La Promenade au parc rentre tout à fait dans la manière habituelle de M.  Roqueplan, qui affectionne ces sortes de scènes. Le parc est ravissant, mêlé d’architectures, de terrasses, de vases et de balustre. De grands pins en parasol s’élèvent sur un ciel de teintes capricieuses avec des bleus verdâtres et singuliers. Les personnages, un raffiné, une dame et un cavalier qui les salue, sont d’une tournure élégante et fière, tout à fait dans le goût de l’époque, et au fond s’étend une fuite d’horizon comme M.  Camille Roqueplan, qui est aussi un des meilleurs paysagistes de notre école, est seul capable d’en faire ; ce sont des traînées de lumière blonde sur de petites croupes de collines bleutées d’un effet ravissant.

Quant aux Amours peintres, figurez-vous ce qu’il y a de plus souriant, de plus gai, de plus frais et de plus joliment maniéré du monde, un Watteau du meilleur temps.

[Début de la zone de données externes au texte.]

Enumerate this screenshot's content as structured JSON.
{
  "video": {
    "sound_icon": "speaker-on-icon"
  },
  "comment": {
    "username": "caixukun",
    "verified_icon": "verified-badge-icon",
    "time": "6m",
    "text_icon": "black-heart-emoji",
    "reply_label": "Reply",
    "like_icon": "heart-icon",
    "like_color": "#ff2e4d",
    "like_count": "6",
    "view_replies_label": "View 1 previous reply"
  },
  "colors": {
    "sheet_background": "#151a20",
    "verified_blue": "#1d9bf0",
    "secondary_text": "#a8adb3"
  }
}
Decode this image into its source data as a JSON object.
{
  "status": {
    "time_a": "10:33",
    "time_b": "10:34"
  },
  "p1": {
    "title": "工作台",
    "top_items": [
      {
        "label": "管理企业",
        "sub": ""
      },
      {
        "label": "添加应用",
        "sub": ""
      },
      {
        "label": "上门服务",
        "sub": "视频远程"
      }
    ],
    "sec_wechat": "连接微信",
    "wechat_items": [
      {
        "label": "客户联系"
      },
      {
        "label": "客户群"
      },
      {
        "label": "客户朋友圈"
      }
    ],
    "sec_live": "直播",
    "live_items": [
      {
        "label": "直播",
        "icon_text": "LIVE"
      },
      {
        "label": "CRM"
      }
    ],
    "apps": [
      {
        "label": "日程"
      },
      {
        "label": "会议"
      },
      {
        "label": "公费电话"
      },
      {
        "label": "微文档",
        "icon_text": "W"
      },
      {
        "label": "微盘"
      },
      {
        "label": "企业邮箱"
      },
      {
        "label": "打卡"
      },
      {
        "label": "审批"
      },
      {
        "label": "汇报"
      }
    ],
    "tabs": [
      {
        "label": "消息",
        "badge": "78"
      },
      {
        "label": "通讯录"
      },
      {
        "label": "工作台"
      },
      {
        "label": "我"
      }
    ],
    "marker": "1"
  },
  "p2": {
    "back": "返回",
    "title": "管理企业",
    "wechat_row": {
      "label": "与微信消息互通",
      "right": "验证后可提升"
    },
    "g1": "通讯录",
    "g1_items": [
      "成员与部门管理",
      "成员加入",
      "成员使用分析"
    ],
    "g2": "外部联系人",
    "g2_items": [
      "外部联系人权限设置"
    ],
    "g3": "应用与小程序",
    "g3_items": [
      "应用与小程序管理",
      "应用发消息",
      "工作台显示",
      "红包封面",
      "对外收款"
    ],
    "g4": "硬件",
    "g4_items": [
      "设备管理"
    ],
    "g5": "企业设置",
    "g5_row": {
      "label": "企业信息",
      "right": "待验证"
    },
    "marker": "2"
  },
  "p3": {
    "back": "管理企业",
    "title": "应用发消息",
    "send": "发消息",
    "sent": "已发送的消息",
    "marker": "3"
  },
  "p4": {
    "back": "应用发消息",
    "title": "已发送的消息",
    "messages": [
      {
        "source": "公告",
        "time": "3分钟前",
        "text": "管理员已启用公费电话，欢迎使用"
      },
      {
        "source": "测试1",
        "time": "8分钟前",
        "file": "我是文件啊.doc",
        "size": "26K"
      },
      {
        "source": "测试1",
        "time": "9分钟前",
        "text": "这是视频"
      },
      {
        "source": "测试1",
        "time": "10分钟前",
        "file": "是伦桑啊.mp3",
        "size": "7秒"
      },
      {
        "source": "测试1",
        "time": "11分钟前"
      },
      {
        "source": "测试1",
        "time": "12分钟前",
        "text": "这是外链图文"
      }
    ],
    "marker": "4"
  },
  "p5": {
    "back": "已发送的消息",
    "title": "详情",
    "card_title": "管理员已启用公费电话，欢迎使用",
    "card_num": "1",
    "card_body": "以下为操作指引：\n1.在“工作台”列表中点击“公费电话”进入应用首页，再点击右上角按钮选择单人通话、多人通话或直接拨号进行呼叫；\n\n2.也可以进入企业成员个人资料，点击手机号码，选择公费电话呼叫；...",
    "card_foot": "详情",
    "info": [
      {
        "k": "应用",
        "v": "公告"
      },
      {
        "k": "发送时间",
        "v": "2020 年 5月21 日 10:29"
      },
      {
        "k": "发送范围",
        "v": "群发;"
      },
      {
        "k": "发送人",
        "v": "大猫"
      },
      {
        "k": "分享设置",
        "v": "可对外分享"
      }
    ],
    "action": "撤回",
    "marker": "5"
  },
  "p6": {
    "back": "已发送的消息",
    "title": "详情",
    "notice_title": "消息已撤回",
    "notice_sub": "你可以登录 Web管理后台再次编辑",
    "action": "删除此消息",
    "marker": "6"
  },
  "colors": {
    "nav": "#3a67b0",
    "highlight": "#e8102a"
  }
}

Les Noces de Cana et le Repas de chasse, voilà les deux motifs brodés par M.  Clément Boulanger. Le premier est entendu à la manière vénitienne : des servantes coquettement ajustées montent et descendent des escaliers de marbre blanc qui conduisent à une fontaine où s’opère le changement miraculeux de l’eau en vin. Sur une terrasse avec des colonnes, l’on aperçoit des gens de la noce qui festinent, et dont quelques-uns se penchent sur la balustrade pour voir le miracle et aussi, je pense, les servantes qui sont très jolies. L’on dirait d’une première idée de Véronèse.

Dans le second, on voit un roi et une reine qui dînent sous une tente et regardent des bohèmes, des bouffons et des nains qui dansent. C’est une composition étincelante et variée, très amusante à l’œil et très gaie de couleur.

Nous ne parlerons pas des ornements qui entourent tout cela ; ce sont des arabesques avec des nervures et des dentelures d’or, chargées de phénicoptères, d’oiseaux de paradis et de mille autres précieuses fantaisies. Il y a des volubilis à moitié épanouis, des petites clochettes aux vrilles sauvagement tortillées, des animaux et des plantes de toutes sortes qui ne vivent guère qu’au pays de paravent, d’éventail et de haute lice ; au milieu de cette floraison sont accrochés des médaillons ovales encadrant de délicieux petits paysages et de charmantes figurines qui reposent l’œil de cet éclat un peu vif. Chaque éventail est complet dans son style, et l’envers n’est pas moins curieux que l’endroit.

Les montures de ces bijoux pittoresques sont dues aux soins de M.  Janisset, qui a été à Dieppe même les faire exécuter sur les dessins aux plus excellents ivoiriers ; celui du mariage est tout en or, enrichi d’émail et d’émeraudes, et sort des ateliers de Prévost, parfumeur de la cour, qui a aussi fourni la corbeille.

Il serait à désirer que cette charmante mode d’avoir des éventails peints par les meilleurs maitres se renouvelât ; ce serait une nouvelle, source de débouchés à l’aquarelle, poussée de notre temps à un si haut degré de perfection. Croyez-vous que ce ne serait pas une suprême élégance d’avoir un éventail de Camille Roqueplan et un piano avec des convertos de singes par Decamps ? Cela vaudrait un peu mieux que de la soie pailletée ou du palissandre à incrustation. Je suis sûr que ces deux éminents artistes s’amuseraient beaucoup à ces peintures et se répandraient en toutes sortes de caprices ingénieux et réjouissants. Le sauvage Satvator Rosa, lui-même, a peint plus d’une fois des épinettes et des clavecins.